The updated version of Apple would have fixed some critical iOS vulnerabilities that hackers, with the help of the government, use to spy on valuable targets. Think senior executives, journalists, managed security providers and others.
The ZecOps organizations said this week that bugs are buried in the iOS messaging application and can be used to perform an external code execution without the victim ever having to open a trap message. All the device has to do is receive and process the incoming email specifically designed to exploit the miscalculations in Apple’s software, and the malicious code contained in the message will be executed as we are told. This code can then spy on and disrupt the victim’s online activities.
We believe that these attacks are related to at least one national threat operator or government that has purchased a performance from a third party investigator in the proof-of-concept (POC) category and used it as it is or with minor modifications, said the ZecOps team.
Although ZecOps refrains from attributing these attacks to a specific attacker, we know that at least one on-demand hacker organization sells exploits that exploit vulnerabilities using email addresses as primary identifiers.
We have been informed that there are bugs in iOS from version 6, which will be released in 2012. ZecOps reported that in January 2018, in version 11.2.2, it discovered hackers who exploited its weaknesses. You have now identified iOS 13.4.1 and lower versions as all vulnerable. iOS 13 is the latest major version officially available.
According to infosec biz, vulnerabilities are a series of writing errors and file overflows that occur when an error message reaches a mailbox. Although the drawbacks in themselves give attackers limited access to the hacked device, at the kernel level they can be chained to security holes that make it difficult to access everything, we were told. Hackers are suspected of exploiting basic privileges by escalation.
Here’s the technical description:
More importantly, according to the researchers, iOS 13 can launch an attack when the mail automatically downloads messages in the background, which means no user interaction is required: Data is instantly retrieved, analyzed and errors are exploited. iOS 12 is a little more secure, apparently because the user has to click on the email to receive it and get started. When we said that, we were told that if an attacker is running a mail server, the attack can be carried out without clicking on iOS 12.
Apple’s faulty hunter handbags for $75,000 after getting Safari to spy on Mac iPhones and cameras without‘s permission.
Although there is currently no separate official patch for bug reports, we have been informed that the new beta version of iOS 13.4.5 fixes both bugs, so no Apple beta update is expected.
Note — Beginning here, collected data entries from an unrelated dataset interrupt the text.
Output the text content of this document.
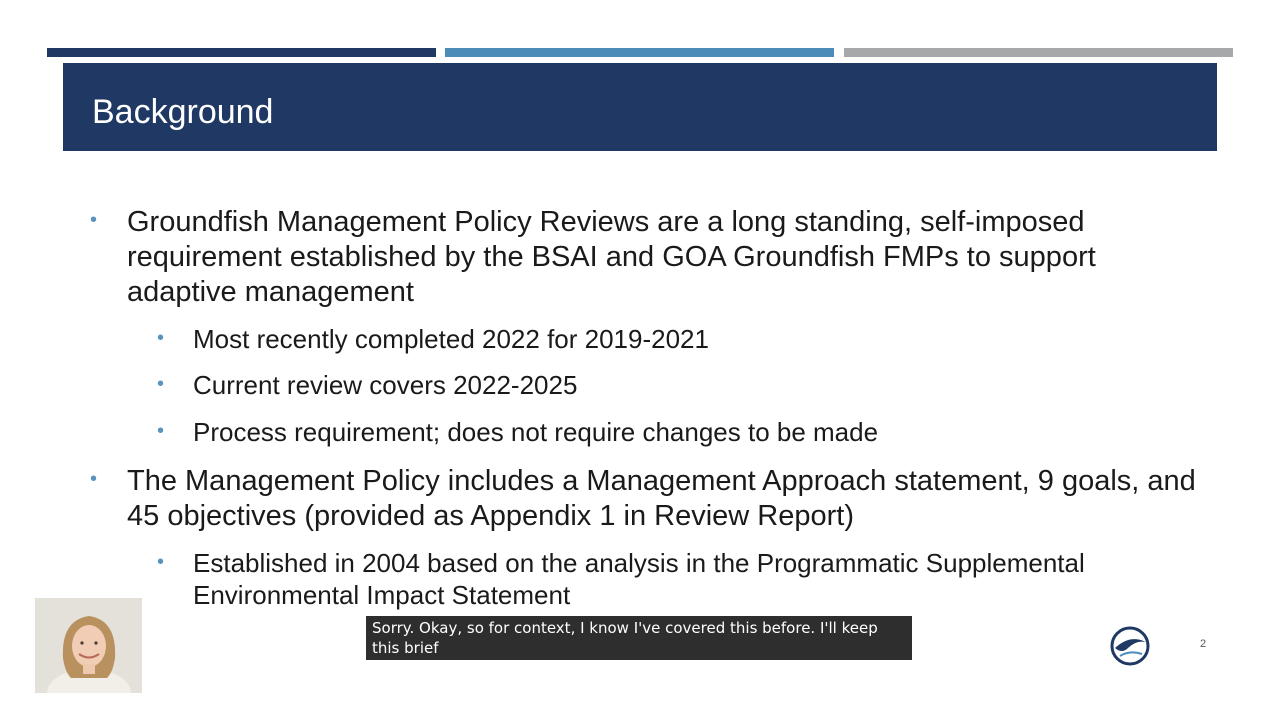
Background
• Groundfish Management Policy Reviews are a long standing, self-imposed requirement established by the BSAI and GOA Groundfish FMPs to support adaptive management
• Most recently completed 2022 for 2019-2021
• Current review covers 2022-2025
• Process requirement; does not require changes to be made
• The Management Policy includes a Management Approach statement, 9 goals, and 45 objectives (provided as Appendix 1 in Review Report)
• Established in 2004 based on the analysis in the Programmatic Supplemental Environmental Impact Statement
Sorry. Okay, so for context, I know I've covered this before. I'll keep this brief	2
ZecOps said it warned Apple last month not to have the bleachers after witnessing the operation of the bleachers in the wild, so a beta release was released to clarify the issue.
If you are unable to fix the error, ZecOps advises the persons involved to use another mail client and deactivate Mail.
Jann Horn of Google’s Project Zero noted that the published evidence for the operation of ZecOps may have been erroneously encoded in base64 over zero bytes. ZecOps General Manager Zuk Abraham insisted his team find proof of a successful operation.
In the context of iOS, code execution errors are often exploited at random, either intentionally by the user to lock devices or secretly by intruders to place monitoring and other malware on devices. Interestingly, the researchers discovered that exploits for both defects can be performed before the full message is downloaded, which means that snoopers are able to cover their tracks by removing poisoned messages before the user knows what happened.
Although the data confirms that the exploits were received and processed by the victims’ iOS devices, it explains that no corresponding messages should have been received and stored on the mail server. We conclude that these messages were deliberately deleted as part of the operational cleanup of the attack.
It should be recalled that these reported attacks are limited in scope and involve only a small group of high-value targets.
However, it would be wise to keep an eye out for iOS updates next week or so and install them quickly, as these bugs often attract imitators from other cyber circles. And as stated above, if you have any concerns, please turn off Mail on your iThing and use another customer if possible. ®
Updated to add
Apple underestimated the threat posed by the vulnerabilities identified, although it stated that it would release an official patch in due course.
Webcast : Build a new generation of your business in the public cloud.